The fact that rights and obligations arising from, or in connection with, participation in a payment system shall be determined by the insolvency law of the country where such a system is located contributes to legal clarity. It is important, however, to ensure that the draft Directive and the winding-up Directive are not inconsistent on this point.

Also, the EMI notes with satisfaction that Article 6 and Article 2(1), when read in conjunction with each other, provide for two possibilities in terms of applicable (insolvency) law: the law chosen by the participants in a payment system to govern their payment arrangements or, in the absence of a choice, the law of the Member State where the settlement takes place. For cross-border payment systems, it is important that these two possibilities are maintained, as in cross-border payment systems settlement agents may be located in different countries and a specific country of location of the payment system does, therefore, not exist.
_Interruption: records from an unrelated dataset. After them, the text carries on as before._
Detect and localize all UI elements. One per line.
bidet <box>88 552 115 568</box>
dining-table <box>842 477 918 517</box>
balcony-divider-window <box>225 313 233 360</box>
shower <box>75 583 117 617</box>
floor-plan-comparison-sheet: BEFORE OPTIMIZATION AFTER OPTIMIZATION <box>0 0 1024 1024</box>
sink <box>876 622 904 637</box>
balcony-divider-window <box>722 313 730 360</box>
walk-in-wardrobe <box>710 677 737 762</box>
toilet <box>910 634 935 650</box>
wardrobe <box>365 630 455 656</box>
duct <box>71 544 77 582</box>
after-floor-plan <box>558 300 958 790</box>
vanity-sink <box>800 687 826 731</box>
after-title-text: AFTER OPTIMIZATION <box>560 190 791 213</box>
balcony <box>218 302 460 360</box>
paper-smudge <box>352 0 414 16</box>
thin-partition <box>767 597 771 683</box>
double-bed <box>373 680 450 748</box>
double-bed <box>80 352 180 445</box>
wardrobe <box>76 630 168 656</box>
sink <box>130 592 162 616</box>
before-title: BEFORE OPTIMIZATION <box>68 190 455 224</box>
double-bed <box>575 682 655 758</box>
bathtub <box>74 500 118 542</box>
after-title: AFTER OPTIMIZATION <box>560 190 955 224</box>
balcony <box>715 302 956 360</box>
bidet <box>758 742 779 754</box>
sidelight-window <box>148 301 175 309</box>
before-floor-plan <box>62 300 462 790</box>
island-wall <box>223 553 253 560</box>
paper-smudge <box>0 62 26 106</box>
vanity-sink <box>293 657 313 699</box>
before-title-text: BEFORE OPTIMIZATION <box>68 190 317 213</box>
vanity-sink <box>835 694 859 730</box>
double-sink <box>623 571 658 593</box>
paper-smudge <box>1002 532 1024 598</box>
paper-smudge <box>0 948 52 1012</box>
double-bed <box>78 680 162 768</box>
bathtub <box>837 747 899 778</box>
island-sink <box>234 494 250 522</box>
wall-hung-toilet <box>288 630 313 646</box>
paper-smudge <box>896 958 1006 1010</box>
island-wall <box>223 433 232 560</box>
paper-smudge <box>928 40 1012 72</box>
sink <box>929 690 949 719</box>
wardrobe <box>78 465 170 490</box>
In this connection, the EMI understands that Article 6 of the draft Directive will support the adoption of the most appropriate legal construction and the choice of the applicable law for the Target system which is presently being constructed by the EMI and the national central banks of the Member States,

- Article 7

The requirement that collateral provided in the framework of participation in a payment system or in the framework of monetary policy operations may be realised in accordance with the terms of a participation or credit agreement is again a further prerequisite for the smooth and efficient functioning of payment systems and the conduct of monetary policy. Interference with such realisation would not only endanger the smooth and efficient functioning of payment systems, but also the stability of financial markets and institutions as a whole. Also, Article 18 of the Statute of the ESCB/ECB obliges the ECB and the national central banks of the Member States to require 'adequate` collateral in the framework of their credit operations. This requirement cannot be fulfilled, if under circumstances where collateral had to be realised, namely insolvency situations, realisation could not take place in accordance with the terms of a participation or credit agreement due to constraints on such realisation under the laws of various jurisdictions. This is particularly important where the single market, the creation of the Target system and the conduct of a single monetary policy in stage three logically will lead to the extended use of remote access to payment systems and possibly to monetary policy operations as well as to cross-border use of collateral. A conditio sine qua non for such possibilities is, without prejudice to other conditions, that collateral may be realised in accordance with the terms of the participation or credit agreement. The EMI therefore fully supports the objective of Article 7 of the draft Directive.

The text of this Article as it reads now may, however, lead to confusion where the term 'pledge` is used. Other types of operations to provide collateral such as repurchase transactions and other arrangements specific to particular Member States should be covered as well (see the second full consideration in the recitals to the Directive and the broad definition of collateral security in Article 2.1). The EMI suggests that this, for reason of legal clarity, be made clear in the draft Directive.

7. The EMI agrees that this opinion may be made public by the Council of the European Union at its discretion.